Lone Tree Hill rises from a flat, coastal plain about 2,000 yards (1830 m) to the west of the main jetty in Maffin Bay. The hill was named for a single tree depicted on its crest by US maps; it was a coral formation, covered with dense tropical rain forest and undergrowth. It is about 175 ft (53 m) high, 1,200 yards (1095 m) long on its north/south axis and 1,000 yards (915 m) wide on its east/west axis. The northern side was characterised by a steep slope, and the eastern slope was fronted by a short, twisting stream known to the US force as the Snaky river.
On 14 June, Krueger, sent Sibert’s 6th Division to relieve the 158th RCT, and there followed about one month before combat was rejoined. In a period of 10 days. including three days of very severe fighting, the US formation took Lone Tree Hill. The final Japanese resistance in this area was not overcome until the beginning of September after the Japanese had lost another 3,870 men killed, including some trapped in caves, and the Americans 400 men killed and another 1,500 wounded and 15 missing in this vicious jungle fighting in the Trier mountains. With Lone Tree Hill in American possession, Maffin Bay became a major staging base for six subsequent battles at Biak ('Horlicks'), Noemfoor ('Cyclone'), Sansapor ('Globetrotter'), Leyte ('King II') and Luzon ('Mike').

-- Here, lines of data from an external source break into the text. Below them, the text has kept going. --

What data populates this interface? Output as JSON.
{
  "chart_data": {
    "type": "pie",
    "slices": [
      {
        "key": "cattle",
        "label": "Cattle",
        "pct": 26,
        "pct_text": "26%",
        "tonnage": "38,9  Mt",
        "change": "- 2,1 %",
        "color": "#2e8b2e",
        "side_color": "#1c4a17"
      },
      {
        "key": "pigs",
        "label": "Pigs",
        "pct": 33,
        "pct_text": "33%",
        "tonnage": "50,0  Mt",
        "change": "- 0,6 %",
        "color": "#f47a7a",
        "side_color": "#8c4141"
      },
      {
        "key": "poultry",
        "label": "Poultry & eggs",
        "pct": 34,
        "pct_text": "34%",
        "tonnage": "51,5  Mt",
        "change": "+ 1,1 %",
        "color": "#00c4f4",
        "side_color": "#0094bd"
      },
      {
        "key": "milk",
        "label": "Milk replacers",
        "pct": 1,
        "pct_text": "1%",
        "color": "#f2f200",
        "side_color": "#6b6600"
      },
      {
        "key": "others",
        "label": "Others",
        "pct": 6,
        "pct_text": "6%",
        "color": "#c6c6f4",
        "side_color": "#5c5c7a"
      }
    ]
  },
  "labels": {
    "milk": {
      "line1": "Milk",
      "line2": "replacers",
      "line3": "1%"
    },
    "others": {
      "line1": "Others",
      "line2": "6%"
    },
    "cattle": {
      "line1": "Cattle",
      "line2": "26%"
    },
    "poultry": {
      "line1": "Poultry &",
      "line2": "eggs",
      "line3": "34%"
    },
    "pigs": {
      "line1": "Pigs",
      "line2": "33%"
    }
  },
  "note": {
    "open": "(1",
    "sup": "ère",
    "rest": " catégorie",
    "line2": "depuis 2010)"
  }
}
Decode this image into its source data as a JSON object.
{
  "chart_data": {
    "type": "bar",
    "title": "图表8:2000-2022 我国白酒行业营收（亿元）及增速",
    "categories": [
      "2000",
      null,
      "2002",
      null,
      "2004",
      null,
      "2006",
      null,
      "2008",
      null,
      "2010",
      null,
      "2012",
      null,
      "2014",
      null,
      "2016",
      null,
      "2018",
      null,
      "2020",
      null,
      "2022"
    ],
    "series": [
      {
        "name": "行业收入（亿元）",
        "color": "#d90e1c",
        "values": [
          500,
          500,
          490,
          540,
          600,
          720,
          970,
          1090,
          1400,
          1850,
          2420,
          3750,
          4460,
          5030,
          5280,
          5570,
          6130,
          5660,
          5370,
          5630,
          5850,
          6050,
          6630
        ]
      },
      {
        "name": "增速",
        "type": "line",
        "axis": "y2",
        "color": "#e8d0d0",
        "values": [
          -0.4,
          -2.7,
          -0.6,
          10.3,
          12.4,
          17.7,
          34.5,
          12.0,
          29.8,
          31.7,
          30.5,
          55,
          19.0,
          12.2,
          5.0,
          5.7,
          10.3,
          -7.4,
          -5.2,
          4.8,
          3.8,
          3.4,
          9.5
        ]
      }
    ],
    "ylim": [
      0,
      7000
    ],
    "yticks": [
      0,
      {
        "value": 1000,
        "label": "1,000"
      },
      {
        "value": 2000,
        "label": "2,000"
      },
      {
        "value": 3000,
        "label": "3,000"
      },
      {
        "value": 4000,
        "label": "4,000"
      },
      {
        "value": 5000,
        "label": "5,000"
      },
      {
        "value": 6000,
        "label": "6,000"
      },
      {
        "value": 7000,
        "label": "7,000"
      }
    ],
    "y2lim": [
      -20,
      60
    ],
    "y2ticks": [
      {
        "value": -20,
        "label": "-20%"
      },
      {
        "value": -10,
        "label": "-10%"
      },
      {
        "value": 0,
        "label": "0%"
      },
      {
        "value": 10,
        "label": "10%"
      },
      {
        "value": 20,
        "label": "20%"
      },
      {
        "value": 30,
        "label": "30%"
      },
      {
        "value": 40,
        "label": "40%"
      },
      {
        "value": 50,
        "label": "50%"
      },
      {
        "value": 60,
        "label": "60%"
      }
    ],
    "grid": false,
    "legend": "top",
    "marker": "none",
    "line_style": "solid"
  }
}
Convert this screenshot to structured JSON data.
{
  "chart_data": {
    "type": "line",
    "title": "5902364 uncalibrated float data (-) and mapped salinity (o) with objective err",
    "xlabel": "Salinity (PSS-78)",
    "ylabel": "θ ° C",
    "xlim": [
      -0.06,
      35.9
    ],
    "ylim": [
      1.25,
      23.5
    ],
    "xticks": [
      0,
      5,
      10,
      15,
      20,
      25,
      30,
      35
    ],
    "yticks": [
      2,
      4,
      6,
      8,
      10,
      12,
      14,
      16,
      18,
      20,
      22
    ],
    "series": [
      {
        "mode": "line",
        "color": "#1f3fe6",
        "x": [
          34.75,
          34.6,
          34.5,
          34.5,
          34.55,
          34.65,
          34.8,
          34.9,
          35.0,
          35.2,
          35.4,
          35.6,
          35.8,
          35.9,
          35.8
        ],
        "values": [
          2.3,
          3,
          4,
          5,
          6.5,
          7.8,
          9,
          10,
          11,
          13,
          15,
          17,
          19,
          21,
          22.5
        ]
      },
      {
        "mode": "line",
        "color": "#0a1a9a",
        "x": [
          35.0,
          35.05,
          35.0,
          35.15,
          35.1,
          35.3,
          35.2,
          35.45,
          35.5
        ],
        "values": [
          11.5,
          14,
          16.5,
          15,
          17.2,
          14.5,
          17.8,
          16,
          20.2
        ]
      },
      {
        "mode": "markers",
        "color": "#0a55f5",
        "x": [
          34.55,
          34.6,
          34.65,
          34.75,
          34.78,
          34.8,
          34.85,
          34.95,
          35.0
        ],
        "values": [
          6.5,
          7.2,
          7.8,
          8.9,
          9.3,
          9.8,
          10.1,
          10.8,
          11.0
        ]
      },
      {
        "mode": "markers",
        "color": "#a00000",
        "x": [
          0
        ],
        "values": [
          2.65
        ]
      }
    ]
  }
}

Krueger sensibly decided to halt his offensive effort at this point, and Sarmi remained in Japanese hands until the end of the war.
On 31 May, two battalions of the 163rd Regimental Combat Team were pulled off Wakde island and rushed to Biak island, where the other elements of the 41st Division had landed four days earlier in 'Horlicks'. On 1 September the 123rd Regimental Combat Team of Major General Percy W. Clarkson’s 33rd Division relieved the last elements of the 41st Division and patrolled Wakde airfield and the Toem-Sarmi sector until 26 January 1945.
On 6 June 1944 the Japanese returned to Wakde, this time as the attackers. Three Mitsubishi G4M 'Betty' bombers of the Japanese navy’s 732nd Kokutai took off from Wasile farther to the west on the night of 5/6 June, but only two of the aircraft attacked Wakde as the third had become separated during the adverse weather of that night. The two bombers which did succeed in finding Wakde located a break in the clouds which allowed them to sight the airfield and swoop down low on this target area. Each bomber took one side of the runway along which US aircraft were parked. Releasing their bombs in a string over the parked aircraft, the Japanese crews estimated they had destroyed dozens of US aircraft. Later reconnaissance photographs seemed to show 76 aircraft burned or damaged.
The fighting in 'Straightline' had been particularly severe, the Americans losing 646 dead and the Japanese some 3,899 dead, a ratio in favour of the Americans of 1/6, the lowest of the 'coast-hopping' campaign. It had by then been discovered that the area was unsuitable for heavy bombers (as was the Sentani airfield complex at Hollandia), so MacArthur moved boldly forward to Biak with the balance of the 41st Division even as part of that formation was still fighting its way forward to Sarmi.